El terapeuta es un hombre joven de barbas recortadas y ojos oscuros que habla con voz suave y tranquilizadora.

—Su mamá, su papá y yo nos reunimos —les dice a los niños—. Ellos me contaron un poco acerca de lo que sucede en su familia. Me contaron sobre su hermano, Nic, y sobre su adicción. Tal parece que han pasado una mala temporada.

Jasper y Daisy lo miran fijo y lo escuchan con atención.

—Es muy atemorizante tener un hermano que consume drogas —continúa el terapeuta— por muchas razones. Una de ellas es que ustedes no saben qué sucederá. Sé que están preocupados por él. ¿Comprenden dónde está él ahora?

—Está en rehabilitación —responde Jasper.

—¿Saben lo que eso significa?

El terapeuta se los explica y después les cuenta acerca de otros chicos como ellos que viven una situación similar y lo difícil que es.

—Es normal sentirse confundidos si tienen un hermano a quien aman y a quien también pueden temerle.

Los chicos lo miran con intensidad.

El médico se inclina hacia el frente, apoya los codos en sus rodillas y mira de cerca a Jasper y a Daisy.

—Voy a decirles una palabra que tal vez nunca antes hayan escuchado —les dice—. La palabra es ambivalencia. Significa que es posible sentir dos cosas a la vez. Significa. significa que pueden amar a una persona y odiarla al mismo tiempo, o tal vez odiar lo que hace a su familia y a sí misma. Significa que sienten muchos deseos de verla y, al mismo tiempo, sentir temor ante ella.

Los chicos parecen incómodos aunque un poco menos. Después habla Jasper.

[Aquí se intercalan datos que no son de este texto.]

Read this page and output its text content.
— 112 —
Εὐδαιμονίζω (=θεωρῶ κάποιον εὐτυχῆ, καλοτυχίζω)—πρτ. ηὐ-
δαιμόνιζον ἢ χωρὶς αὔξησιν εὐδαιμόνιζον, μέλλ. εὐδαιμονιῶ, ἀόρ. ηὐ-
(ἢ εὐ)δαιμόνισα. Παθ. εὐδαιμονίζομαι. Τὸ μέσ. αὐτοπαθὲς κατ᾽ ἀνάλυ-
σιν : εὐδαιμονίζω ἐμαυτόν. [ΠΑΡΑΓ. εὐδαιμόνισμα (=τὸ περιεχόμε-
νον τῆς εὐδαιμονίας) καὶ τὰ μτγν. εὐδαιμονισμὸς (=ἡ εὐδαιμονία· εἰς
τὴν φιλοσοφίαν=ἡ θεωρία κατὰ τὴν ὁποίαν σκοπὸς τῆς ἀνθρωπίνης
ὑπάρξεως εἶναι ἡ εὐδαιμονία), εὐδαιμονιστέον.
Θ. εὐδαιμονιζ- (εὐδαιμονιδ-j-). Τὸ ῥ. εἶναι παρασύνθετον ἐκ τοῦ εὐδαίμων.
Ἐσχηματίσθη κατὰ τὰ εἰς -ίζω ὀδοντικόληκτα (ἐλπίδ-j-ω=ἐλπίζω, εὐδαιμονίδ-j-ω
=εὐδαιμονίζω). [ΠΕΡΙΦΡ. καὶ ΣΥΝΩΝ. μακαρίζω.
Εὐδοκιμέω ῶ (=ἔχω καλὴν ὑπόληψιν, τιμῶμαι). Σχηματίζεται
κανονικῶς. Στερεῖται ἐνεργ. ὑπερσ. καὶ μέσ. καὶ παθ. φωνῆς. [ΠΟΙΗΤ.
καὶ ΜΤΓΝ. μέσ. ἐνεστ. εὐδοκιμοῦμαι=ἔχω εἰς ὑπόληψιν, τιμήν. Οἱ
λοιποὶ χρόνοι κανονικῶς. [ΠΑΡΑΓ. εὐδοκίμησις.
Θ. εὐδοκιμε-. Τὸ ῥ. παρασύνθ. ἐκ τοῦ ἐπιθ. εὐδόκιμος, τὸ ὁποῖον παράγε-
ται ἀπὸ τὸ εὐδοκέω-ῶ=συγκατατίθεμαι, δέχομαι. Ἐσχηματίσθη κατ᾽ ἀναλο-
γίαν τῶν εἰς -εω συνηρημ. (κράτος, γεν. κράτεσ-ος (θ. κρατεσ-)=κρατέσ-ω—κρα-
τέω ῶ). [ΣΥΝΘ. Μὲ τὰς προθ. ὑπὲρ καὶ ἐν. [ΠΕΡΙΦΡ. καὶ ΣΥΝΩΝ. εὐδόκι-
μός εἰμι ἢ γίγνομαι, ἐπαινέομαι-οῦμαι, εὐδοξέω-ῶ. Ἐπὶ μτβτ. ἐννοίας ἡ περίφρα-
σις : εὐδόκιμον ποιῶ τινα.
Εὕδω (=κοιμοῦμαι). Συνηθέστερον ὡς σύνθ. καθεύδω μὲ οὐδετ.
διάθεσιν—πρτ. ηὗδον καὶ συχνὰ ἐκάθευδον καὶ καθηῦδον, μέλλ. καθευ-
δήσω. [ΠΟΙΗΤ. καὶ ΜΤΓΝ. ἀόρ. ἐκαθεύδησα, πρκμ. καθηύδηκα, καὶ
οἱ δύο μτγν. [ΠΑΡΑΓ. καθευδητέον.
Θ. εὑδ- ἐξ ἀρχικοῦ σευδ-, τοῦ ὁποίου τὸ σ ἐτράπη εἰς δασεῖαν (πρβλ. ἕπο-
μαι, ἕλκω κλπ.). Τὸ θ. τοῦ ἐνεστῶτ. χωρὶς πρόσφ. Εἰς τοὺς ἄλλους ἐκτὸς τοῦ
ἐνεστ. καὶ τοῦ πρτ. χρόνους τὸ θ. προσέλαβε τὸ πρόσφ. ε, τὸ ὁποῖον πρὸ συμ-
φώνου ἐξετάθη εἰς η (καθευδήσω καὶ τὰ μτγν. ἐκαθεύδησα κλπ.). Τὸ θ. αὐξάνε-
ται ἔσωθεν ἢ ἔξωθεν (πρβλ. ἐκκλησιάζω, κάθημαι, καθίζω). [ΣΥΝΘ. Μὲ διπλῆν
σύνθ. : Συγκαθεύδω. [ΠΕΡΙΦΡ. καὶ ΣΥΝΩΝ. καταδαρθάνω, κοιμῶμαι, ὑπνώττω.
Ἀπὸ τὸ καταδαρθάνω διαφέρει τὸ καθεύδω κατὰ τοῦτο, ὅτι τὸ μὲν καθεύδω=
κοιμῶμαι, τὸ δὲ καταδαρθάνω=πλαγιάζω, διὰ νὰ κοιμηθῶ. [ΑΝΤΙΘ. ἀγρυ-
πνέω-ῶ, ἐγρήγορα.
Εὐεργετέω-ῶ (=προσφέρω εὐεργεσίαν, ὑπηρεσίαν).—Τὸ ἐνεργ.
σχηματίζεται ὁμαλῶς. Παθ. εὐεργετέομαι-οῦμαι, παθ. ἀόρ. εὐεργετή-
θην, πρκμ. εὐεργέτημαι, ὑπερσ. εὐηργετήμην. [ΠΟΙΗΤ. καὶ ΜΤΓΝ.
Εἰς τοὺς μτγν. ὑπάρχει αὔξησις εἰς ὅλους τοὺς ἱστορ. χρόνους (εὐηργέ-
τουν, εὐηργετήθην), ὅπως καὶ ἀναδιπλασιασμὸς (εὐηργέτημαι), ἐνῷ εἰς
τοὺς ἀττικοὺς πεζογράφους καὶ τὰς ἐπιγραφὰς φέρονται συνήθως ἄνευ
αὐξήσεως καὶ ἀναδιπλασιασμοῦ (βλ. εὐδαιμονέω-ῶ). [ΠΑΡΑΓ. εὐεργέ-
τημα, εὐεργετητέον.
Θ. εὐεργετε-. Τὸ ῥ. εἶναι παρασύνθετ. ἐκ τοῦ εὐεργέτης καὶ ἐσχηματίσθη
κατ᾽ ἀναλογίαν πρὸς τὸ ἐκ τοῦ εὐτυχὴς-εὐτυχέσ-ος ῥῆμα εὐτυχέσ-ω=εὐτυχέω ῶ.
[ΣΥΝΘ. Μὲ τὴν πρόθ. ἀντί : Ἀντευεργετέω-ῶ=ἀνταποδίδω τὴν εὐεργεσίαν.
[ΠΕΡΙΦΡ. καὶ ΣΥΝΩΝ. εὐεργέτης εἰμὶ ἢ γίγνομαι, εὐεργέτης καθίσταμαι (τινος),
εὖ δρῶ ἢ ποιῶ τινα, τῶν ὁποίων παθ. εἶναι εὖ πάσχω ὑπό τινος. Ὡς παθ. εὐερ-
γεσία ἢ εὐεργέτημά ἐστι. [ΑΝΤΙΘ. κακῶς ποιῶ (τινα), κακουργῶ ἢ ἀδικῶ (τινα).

—Todo el mundo está preocupado por Nic —al decir esto, levanta la vista hacia mí.

—Miras a tu padre —dice el terapeuta—. ¿Se preocupa él por Nic?

Jasper asiente con la cabeza.

—¿Te preocupas tú por tu papá? ¿En especial después del hospital? Ellos me contaron eso también.

Jasper baja la mirada y ofrece un gesto de asentimiento apenas perceptible.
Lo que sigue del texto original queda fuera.